BeatBullying explained

BeatBullying
Founded Date:1999
Founder:Emma-Jane Cross
Key People:Emma-Jane Cross
Affiliations:Anti-Bullying Alliance

BeatBullying was an international charity aiming to empower young people to lead anti-bullying campaigns in their schools and local communities, and to build the capacity of local communities to sustain the work. BeatBullying devised bullying prevention strategies for young people by young people, focusing on "peer to peer" education and empowering young people to take action against incidents of bullying and help others combat the problem, both online and off.[1]

In schools where BeatBullying has worked, their internal evaluation suggests that incidents of bullying have been reduced by an average of 39%.[2]

BeatBullying suspended services in October 2014.

History

BeatBullying was established in 1999 by its current CEO Emma-Jane Cross and became a registered charity in 2002.[3] In 2009 it launched the Beatbullying website, an online peer mentoring service for 11- to 18-year-olds delivered via a social networking site.
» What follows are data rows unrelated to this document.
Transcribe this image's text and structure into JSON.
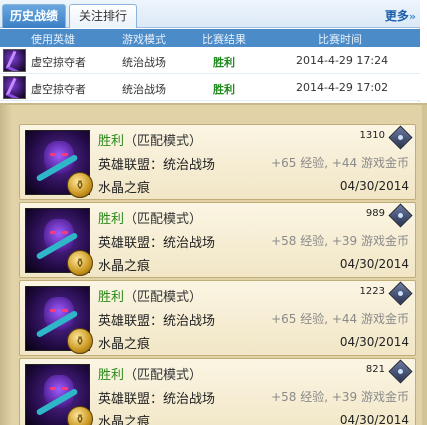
{
  "tabs": {
    "history": "历史战绩",
    "ranking": "关注排行",
    "more": "更多",
    "more_arrows": "»"
  },
  "table": {
    "headers": [
      "使用英雄",
      "游戏模式",
      "比赛结果",
      "比赛时间"
    ],
    "rows": [
      {
        "hero": "虚空掠夺者",
        "mode": "统治战场",
        "result": "胜利",
        "time": "2014-4-29 17:24"
      },
      {
        "hero": "虚空掠夺者",
        "mode": "统治战场",
        "result": "胜利",
        "time": "2014-4-29 17:02"
      }
    ]
  },
  "cards": [
    {
      "result": "胜利",
      "mode": "（匹配模式）",
      "game": "英雄联盟：",
      "map": "统治战场",
      "title": "水晶之痕",
      "ip": "1310",
      "rewards": "+65 经验, +44 游戏金币",
      "date": "04/30/2014"
    },
    {
      "result": "胜利",
      "mode": "（匹配模式）",
      "game": "英雄联盟：",
      "map": "统治战场",
      "title": "水晶之痕",
      "ip": "989",
      "rewards": "+58 经验, +39 游戏金币",
      "date": "04/30/2014"
    },
    {
      "result": "胜利",
      "mode": "（匹配模式）",
      "game": "英雄联盟：",
      "map": "统治战场",
      "title": "水晶之痕",
      "ip": "1223",
      "rewards": "+65 经验, +44 游戏金币",
      "date": "04/30/2014"
    },
    {
      "result": "胜利",
      "mode": "（匹配模式）",
      "game": "英雄联盟：",
      "map": "统治战场",
      "title": "水晶之痕",
      "ip": "821",
      "rewards": "+58 经验, +39 游戏金币",
      "date": "04/30/2014"
    }
  ],
  "icons": {
    "hero_portrait": "void-reaver-portrait",
    "level_badge": "level-badge-icon",
    "ip_icon": "ip-diamond-icon"
  },
  "colors": {
    "win": "#2a8a1a",
    "tab_active": "#3a7fc5",
    "header_bg": "#4b8bc8",
    "card_bg": "#f1e6c6",
    "panel_bg": "#e2d2a8"
  }
}
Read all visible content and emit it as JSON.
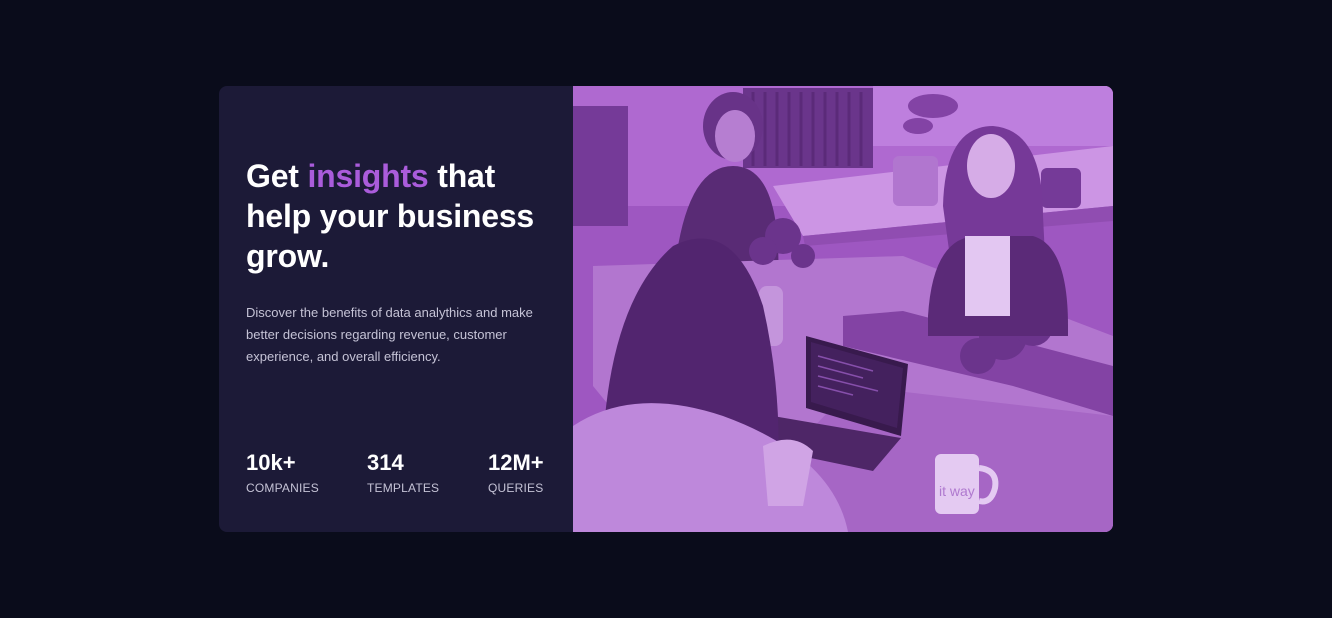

BeatBullying has worked directly and indirectly with 700,000+ young people over the last five years across the UK.[1] 2013 saw the launch of MindFull, a mental health support site offering free counseling and peer support to people aged 11–17.[4]

In October 2014, BeatBullying and MindFull suspended services and were placed in administration due to financial difficulties.[5]

Activities

BeatBullying used a range of techniques to deliver its bullying prevention model and engage with young people. As well as the core BB Mentoring that took place in schools, the charity provided an online social networking and mentoring service through the www.beatbullying.org website where young people mentored other young people about bullying and issues surrounding bullying and had access to specialist counsellors online.

Campaigns and policy work

BeatBullying campaigned to shape attitudes and change behaviour relative both to on and offline bullying. It ran regular media campaigns including "The Big March", a digital demonstration where instead of streets, the public was invited to sign up, create their own BeatBullying Big March avatar and march across global websites for the right of children and young people across the world to be able to live without fear of bullying and cyberbullying. The march was to end with BeatBullying delivering an e-petition to the European Commission, both online, and in Brussels. In 2014, The Big March was supported and joined by celebrities like Aston Merrygold, Little Mix and Jamie Laing from Made in Chelsea.

“click bullying into touch” was a campaign in conjunction with the now-defunct British tabloid newspaper, News of the World.

BeatBullying also worked with government and industry groups via taskforces such as UKCCIS to advise on bullying and to encourage changes in industry practice.

Notes and References

  1. Web site: About BeatBullying . 2014-02-23 .
  2. Web site: Stitch in Time . 2010-06-01.
  3. Web site: About BeatBullying - Our results . 2014-02-23 .
  4. Web site: MindFull - MindFull . 2013-08-15 . bot: unknown . https://web.archive.org/web/20140407012147/http://www.mindfull.org/ . 2014-04-07 .
  5. News: Dearden. Lizzie. BeatBullying UK and MindFull charities suspend services as administrators called in. 12 November 2014. The Independent. 22 October 2014.